In 1220 Sacrobosco went to study in Paris. Although almost all dates for Sacrobosco are guesses we do know one date precisely for, on 5 June 1221, he was appointed a teacher at the University of Paris. Soon after this he became professor of mathematics at Paris.
Sacrobosco promoted Arabic methods of arithmetic and algebra in his teachings. In De Algorismo he discusses calculating with positive integers. The work contains 11 chapters, one each on topics such as addition, subtraction, multiplication, division, square roots and cube roots.
In 1220 Sacrobosco wrote Tractatus de Sphaera a book on astronomy in four chapters. The first chapter deals with the shape and place of the Earth within a spherical universe. The second chapter deals with various circles on the sky. The third chapter describes rising and setting of heavenly bodies from different geographical locations while the fourth chapter gives a brief introduction to Ptolemy's theory of the planets and of eclipses.

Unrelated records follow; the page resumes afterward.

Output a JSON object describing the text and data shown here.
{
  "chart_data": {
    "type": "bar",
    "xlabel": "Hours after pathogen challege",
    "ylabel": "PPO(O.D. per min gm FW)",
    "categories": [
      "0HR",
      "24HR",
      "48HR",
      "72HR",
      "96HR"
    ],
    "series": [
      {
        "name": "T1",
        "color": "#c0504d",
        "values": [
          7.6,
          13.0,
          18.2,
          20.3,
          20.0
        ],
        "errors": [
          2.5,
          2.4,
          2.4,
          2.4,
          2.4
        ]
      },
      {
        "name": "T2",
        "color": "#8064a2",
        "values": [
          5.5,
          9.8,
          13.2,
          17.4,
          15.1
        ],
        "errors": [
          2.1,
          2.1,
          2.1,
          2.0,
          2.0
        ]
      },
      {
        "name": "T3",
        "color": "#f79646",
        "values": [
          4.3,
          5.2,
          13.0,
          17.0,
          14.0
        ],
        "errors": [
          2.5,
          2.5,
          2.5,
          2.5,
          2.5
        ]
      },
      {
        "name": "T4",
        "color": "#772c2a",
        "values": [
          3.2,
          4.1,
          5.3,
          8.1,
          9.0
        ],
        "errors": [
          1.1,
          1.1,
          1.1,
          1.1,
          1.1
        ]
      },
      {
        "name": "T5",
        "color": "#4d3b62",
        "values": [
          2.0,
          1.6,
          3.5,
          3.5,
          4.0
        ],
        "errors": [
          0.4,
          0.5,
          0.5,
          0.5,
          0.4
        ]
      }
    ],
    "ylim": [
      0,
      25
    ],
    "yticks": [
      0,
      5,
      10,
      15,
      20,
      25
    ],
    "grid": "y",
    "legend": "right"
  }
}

The book, which predates Grosseteste's astronomy book, is well written and was widely used throughout Europe from the middle of the 13th Century. Clavius used in the 16th Century and it was still the basic astronomy text until the 17th Century. It was essentially the first astronomy text to be printed in 1472. Despite its long life as a teaching book Barocius had pointed out 84 errors in the book as early as 1570.
Sacrobosco wrote De Anni Ratione in 1232. This book deals with time, studying the day, week, month, year as well as the Moon and the ecclesiastical calendar. He maintains that the Julian calendar is 10 days in error and should be corrected. He suggest a reform of the calendar achieved by omitting one day every 288 years.
He wrote a number of other book including Tractatus de Quadrante on the quadrant.